Skip to main content
Version: 3.0.0

Enhanced Speech to Text Built on Whisper

Phonexia Enhanced Speech to Text Built on Whisper converts speech in audio signals into plain text.

We have integrated the open-source transcription technology Whisper to provide our partners with a broader portfolio of languages for Speech to Text conversion. To improve the existing open-source code we have made several adjustments to enhance its performance, speed, stability, and to reduce troublesome behaviour.

It is important to keep in mind that the quality and precision of the transcription depends on the quality of the input media files.

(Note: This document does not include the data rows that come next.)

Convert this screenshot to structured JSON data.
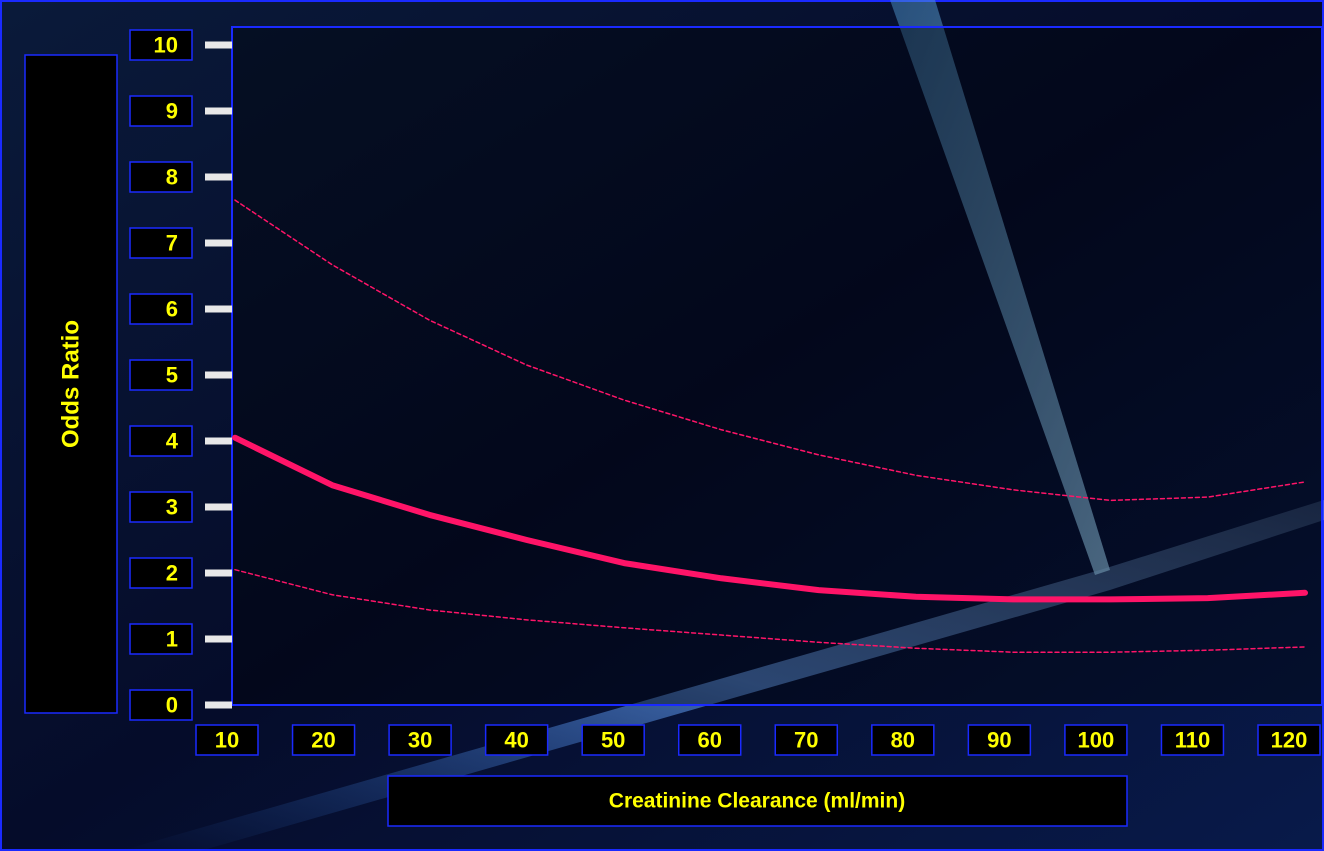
{
  "chart_data": {
    "type": "line",
    "x_label": "Creatinine Clearance (ml/min)",
    "y_label": "Odds Ratio",
    "x": [
      10,
      20,
      30,
      40,
      50,
      60,
      70,
      80,
      90,
      100,
      110,
      120
    ],
    "series": [
      {
        "color": "#ff1468",
        "style": "solid",
        "values": [
          4.05,
          3.33,
          2.88,
          2.5,
          2.15,
          1.92,
          1.74,
          1.64,
          1.6,
          1.6,
          1.62,
          1.7
        ]
      },
      {
        "color": "#ff1468",
        "style": "dashed",
        "values": [
          7.65,
          6.67,
          5.83,
          5.15,
          4.62,
          4.17,
          3.79,
          3.48,
          3.26,
          3.1,
          3.15,
          3.38
        ]
      },
      {
        "color": "#ff1468",
        "style": "dashed",
        "values": [
          2.05,
          1.67,
          1.44,
          1.29,
          1.17,
          1.06,
          0.95,
          0.86,
          0.8,
          0.8,
          0.83,
          0.88
        ]
      }
    ],
    "xlim": [
      10,
      120
    ],
    "xticks": [
      10,
      20,
      30,
      40,
      50,
      60,
      70,
      80,
      90,
      100,
      110,
      120
    ],
    "ylim": [
      0,
      10
    ],
    "yticks": [
      0,
      1,
      2,
      3,
      4,
      5,
      6,
      7,
      8,
      9,
      10
    ]
  }
}
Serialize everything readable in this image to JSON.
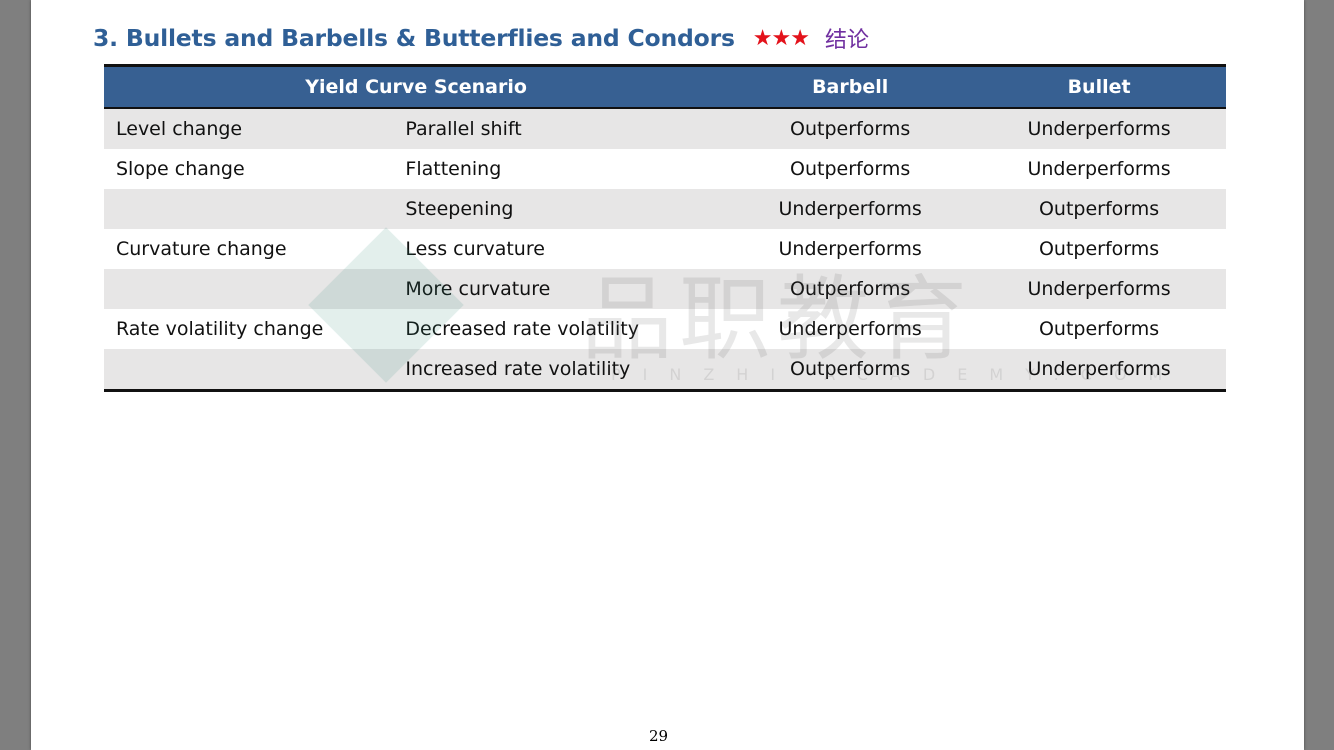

Whisper, the underlying technology, exhibits non-deterministic behaviour with recordings for which the transcription has low confidence. This implies that the same audio file may potentially result in slightly different transcriptions when run multiple times. This ambiguity most often arises with low-quality recordings.

Features

  • Autodetect language spoken in audio
  • Language Switching - for each 30s block of audio is detected language and transcription assigned appropriate language

Language switching

The language switching feature is a part of Speech to Text technology that checks the audio every 30 seconds. It detects the language spoken in the majority of the segment and transcribes it accordingly.

This feature has to be explicitly enabled.

Limitations

It is important to note that if the majority of the speech in a 30-second segment is in a single language, e.g. English, the entire segment will most likely be transcribed into English, even if a short sentence or word in another language is present in the segment. The foreign-language parts transcribed into English may even preserve their actual meaning. The consequence of this may be that the user is unaware that another language was used in that part of the recording.

Example:

  • Speech: Good morning. Yesterday we were in a hurry. Mein Gott, it was a messy day.
  • Transcription: Good morning. Yesterday we were in a hurry. My God, it was a messy day.

Performance

For proper performance it is important to run the Enhanced Speech to Text Built on Whisper on computation grade Graphical cards (GPU).